Lavoro - Rapporto di lavoro - Disciplina - Necessità di regolamentazione uniforme a livello nazionale - Competenza esclusiva dello Stato nella materia dell'ordinamento civile (nel caso di specie: non fondatezza della disciplina della Regione Lazio, censurata sotto i profili della violazione della competenza statale esclusiva in materia di ordinamento civile e dei principi fondamentali in materia di tutela della salute e di tutela e sicurezza del lavoro, che impone, alle strutture sanitarie accreditate, il vincolo che il rapporto di lavoro con il personale sanitario dedicato ai servizi alla persona sia regolato dal Contratto collettivo nazionale di lavoro). (Classif. 138014).
La disciplina generale dei rapporti di lavoro tra privati deve essere assoggettata a regole che ne garantiscano l'uniformità a livello nazionale, sicché il legislatore regionale non può emanare una normativa che incida su un rapporto di lavoro già sorto e che, nel regolarne il trattamento giuridico ed economico, si sostituisca a quella statale e, per essa, alla contrattazione collettiva. Rientrano, infatti, nella materia «ordinamento civile» gli interventi legislativi che dettano misure relative a rapporti lavorativi già in essere e che si impongono all'autonomia privata con il carattere dell'inderogabilità. (Precedenti: S. 39/2022 - mass. 44653; S. 9/2022 - mass. 44495; S. 153/2021 - mass. 44108; S. 25/2021 - mass. 43609; S. 20/2021 - mass. 43602; S. 194/2020 - mass. 43033; S. 78/2020 - mass. 42529; S. 16/2020 - mass. 41461).
(Nel caso di specie, sono dichiarate non fondate le questioni di legittimità costituzionale, sollevate dal Consiglio di Stato in sede giurisdizionale, sez. terza, in riferimento agli artt. 117, commi secondo, lett. l, e terzo, Cost., dell'art. 9, comma 1, della legge reg. Lazio n. 13 del 2018, che impone alle strutture sanitarie accreditate il vincolo che il rapporto di lavoro con il personale sanitario dedicato ai servizi alla persona sia regolato dal Contratto collettivo nazionale di lavoro.

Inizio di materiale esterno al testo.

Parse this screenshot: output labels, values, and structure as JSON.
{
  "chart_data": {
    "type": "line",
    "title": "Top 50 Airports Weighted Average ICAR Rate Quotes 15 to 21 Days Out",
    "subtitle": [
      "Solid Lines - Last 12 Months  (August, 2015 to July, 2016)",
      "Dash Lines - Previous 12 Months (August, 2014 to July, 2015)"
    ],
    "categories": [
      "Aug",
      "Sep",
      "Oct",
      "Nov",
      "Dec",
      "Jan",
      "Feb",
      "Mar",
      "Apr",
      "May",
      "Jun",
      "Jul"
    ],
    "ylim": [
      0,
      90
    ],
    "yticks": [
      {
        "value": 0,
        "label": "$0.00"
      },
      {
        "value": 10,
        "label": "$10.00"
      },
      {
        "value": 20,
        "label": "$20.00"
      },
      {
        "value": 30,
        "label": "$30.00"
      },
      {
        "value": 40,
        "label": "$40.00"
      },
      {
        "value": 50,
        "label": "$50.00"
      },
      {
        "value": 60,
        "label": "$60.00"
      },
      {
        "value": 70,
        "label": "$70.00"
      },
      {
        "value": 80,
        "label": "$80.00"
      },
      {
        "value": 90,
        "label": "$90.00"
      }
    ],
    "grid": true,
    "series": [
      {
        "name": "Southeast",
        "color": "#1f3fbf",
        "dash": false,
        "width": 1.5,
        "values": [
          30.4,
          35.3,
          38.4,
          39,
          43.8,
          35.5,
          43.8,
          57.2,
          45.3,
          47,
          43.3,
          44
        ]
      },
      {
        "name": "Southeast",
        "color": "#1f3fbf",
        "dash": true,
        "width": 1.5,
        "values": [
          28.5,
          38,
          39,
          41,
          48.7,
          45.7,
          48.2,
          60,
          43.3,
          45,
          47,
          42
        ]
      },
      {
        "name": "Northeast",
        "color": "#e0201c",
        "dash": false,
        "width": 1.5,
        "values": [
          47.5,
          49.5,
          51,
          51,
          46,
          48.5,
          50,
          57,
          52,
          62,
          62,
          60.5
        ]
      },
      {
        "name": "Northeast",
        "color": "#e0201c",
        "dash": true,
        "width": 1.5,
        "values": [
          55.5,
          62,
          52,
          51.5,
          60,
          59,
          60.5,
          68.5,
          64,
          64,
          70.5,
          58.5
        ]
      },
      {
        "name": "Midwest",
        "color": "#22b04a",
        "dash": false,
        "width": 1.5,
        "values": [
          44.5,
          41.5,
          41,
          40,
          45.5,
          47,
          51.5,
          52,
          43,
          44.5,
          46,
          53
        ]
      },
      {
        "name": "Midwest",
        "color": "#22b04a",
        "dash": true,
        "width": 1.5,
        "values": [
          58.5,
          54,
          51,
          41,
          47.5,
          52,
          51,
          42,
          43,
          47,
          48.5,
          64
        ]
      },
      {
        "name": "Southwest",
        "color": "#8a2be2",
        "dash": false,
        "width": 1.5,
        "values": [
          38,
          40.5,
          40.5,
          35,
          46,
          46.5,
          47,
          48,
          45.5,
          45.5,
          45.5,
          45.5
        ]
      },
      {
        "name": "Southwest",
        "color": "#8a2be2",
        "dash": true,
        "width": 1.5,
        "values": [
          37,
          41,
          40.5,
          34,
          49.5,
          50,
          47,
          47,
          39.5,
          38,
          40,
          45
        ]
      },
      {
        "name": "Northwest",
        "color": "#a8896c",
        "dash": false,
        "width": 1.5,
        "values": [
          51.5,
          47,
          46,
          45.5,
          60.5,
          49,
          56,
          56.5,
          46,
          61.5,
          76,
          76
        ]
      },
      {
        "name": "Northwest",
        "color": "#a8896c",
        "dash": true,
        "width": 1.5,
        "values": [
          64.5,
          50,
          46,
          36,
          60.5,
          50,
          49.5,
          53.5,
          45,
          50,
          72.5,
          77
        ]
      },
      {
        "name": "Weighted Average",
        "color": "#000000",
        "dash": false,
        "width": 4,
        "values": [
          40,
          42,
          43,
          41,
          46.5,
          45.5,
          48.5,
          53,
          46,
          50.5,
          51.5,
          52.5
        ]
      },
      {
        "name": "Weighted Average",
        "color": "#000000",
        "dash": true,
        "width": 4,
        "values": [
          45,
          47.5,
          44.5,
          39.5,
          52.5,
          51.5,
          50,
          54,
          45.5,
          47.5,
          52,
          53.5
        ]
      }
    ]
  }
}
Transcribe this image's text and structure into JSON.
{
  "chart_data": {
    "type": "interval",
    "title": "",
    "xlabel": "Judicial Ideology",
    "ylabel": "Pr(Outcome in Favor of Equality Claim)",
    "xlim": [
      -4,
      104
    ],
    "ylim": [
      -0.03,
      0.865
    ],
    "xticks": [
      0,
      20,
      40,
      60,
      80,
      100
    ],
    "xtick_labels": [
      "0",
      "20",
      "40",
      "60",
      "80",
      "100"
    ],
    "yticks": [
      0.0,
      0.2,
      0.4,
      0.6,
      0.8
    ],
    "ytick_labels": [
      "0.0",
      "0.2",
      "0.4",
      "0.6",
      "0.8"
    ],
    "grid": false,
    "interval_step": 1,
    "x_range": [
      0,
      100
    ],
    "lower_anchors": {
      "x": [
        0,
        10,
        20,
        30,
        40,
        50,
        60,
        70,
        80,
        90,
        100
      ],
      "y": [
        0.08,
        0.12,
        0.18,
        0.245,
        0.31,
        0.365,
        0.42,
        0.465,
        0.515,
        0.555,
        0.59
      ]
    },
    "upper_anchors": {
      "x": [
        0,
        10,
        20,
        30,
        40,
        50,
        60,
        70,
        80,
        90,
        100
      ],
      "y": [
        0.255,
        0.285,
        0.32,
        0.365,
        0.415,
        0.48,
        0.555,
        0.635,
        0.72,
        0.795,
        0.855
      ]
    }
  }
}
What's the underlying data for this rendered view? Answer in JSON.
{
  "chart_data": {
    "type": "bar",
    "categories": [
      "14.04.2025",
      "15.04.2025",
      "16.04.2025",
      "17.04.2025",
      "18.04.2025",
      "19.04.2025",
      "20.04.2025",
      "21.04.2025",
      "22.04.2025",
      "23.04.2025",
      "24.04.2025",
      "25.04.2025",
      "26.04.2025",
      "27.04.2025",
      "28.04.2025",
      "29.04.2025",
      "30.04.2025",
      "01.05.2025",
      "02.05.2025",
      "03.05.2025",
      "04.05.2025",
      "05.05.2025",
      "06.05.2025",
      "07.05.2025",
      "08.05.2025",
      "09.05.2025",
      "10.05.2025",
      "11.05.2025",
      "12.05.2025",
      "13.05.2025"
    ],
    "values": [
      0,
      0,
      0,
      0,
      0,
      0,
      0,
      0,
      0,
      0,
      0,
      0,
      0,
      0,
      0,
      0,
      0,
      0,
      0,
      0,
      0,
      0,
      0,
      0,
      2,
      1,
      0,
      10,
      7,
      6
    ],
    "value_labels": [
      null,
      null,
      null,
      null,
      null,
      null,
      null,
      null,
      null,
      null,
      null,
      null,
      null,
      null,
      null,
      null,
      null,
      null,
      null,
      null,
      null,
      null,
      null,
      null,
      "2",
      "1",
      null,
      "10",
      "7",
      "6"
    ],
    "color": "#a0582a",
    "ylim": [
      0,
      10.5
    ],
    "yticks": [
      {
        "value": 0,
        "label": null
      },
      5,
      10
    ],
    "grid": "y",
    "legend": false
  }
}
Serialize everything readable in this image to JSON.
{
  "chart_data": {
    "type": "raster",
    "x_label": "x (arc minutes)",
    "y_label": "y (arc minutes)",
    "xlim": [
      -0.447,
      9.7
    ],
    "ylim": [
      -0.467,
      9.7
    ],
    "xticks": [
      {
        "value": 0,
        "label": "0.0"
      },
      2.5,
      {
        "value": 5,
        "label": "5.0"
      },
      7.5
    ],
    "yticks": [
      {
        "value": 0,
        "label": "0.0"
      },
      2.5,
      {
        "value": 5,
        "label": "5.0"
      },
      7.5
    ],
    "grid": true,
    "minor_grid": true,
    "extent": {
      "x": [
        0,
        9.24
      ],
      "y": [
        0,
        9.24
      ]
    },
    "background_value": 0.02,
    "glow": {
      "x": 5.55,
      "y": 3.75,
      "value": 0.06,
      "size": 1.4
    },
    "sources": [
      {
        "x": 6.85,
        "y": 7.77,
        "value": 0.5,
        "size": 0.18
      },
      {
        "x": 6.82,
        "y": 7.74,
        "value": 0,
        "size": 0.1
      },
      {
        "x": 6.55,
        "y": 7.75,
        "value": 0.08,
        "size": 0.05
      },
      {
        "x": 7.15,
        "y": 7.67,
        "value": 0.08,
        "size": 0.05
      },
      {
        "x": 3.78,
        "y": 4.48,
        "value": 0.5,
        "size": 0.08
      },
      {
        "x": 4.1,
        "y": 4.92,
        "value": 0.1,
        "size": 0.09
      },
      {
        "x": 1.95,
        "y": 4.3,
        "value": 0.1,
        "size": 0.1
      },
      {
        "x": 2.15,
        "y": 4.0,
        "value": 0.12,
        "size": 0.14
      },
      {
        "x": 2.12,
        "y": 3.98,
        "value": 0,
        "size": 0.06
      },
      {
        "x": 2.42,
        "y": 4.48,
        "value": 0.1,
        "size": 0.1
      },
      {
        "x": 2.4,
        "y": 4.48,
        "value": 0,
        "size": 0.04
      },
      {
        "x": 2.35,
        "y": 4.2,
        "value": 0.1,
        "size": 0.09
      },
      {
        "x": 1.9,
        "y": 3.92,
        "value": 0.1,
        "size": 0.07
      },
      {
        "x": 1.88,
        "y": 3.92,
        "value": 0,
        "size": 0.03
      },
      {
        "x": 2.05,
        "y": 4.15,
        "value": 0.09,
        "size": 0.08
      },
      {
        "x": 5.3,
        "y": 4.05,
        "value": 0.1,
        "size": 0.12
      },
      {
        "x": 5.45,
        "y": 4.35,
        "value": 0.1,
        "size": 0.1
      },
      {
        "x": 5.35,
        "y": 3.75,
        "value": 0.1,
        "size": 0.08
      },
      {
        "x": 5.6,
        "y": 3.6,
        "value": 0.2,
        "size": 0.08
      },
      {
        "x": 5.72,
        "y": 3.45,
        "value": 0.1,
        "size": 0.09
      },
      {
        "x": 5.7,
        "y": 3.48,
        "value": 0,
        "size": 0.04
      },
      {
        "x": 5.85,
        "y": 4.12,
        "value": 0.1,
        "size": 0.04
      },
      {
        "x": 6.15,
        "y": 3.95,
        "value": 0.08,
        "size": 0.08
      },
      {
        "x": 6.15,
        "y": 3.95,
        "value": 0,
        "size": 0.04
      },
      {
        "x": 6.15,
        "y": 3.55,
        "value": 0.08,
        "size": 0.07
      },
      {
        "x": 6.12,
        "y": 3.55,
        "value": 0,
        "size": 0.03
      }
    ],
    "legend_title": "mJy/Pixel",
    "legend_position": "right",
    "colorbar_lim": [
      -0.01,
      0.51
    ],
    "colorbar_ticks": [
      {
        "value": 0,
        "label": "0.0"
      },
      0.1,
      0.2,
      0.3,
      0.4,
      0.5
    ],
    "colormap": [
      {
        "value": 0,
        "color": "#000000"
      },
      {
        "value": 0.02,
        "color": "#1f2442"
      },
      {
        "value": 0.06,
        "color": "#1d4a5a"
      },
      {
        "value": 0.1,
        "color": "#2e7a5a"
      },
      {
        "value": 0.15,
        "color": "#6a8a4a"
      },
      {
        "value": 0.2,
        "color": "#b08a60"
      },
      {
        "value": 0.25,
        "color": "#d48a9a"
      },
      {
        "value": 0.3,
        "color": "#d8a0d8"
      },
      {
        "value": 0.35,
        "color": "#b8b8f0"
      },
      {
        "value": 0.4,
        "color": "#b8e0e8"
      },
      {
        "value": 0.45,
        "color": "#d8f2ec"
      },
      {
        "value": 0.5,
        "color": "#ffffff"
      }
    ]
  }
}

La disposizione censurata non invade la competenza esclusiva statale in materia di ordinamento civile, in quanto non regola i rapporti di lavoro già in essere tra le strutture sanitarie e i propri addetti, né estende ad essi l'applicazione di determinati contratti collettivi, bensì si colloca in una fase organizzativa, antecedente all'istituzione del rapporto di lavoro. Si tratta, dunque, di una previsione incidente sull'organizzazione sanitaria, parte integrante della materia concorrente costituita dalla «tutela della salute». Né può ritenersi che la Regione abbia superato i limiti della propria competenza, perché è la stessa legislazione statale a prevedere che essa possa introdurre requisiti di qualificazione ulteriori rispetto a quelli a tal fine contemplati dall'art. 8-quater del d.lgs. n. 502 del 1992, le cui disposizioni costituiscono principi fondamentali. Neppure vi è stato sconfinamento nell'esercizio della potestà legislativa regionale in materia di tutela e sicurezza del lavoro, avendo la disposizione censurata un contenuto e una finalità di promozione attiva dell'occupazione e non già di regolamentazione del rapporto. (Precedenti: S. 9/2022 - mass. 44496; S. 241/2021 - mass. 44340; S. 195/2021 - mass. 44304; S. 36/2021 - mass. 43637; S. 77/2020 - mass. 42525; S. 20/2020 - mass. 42955; S. 161/2016 - mass. 38957).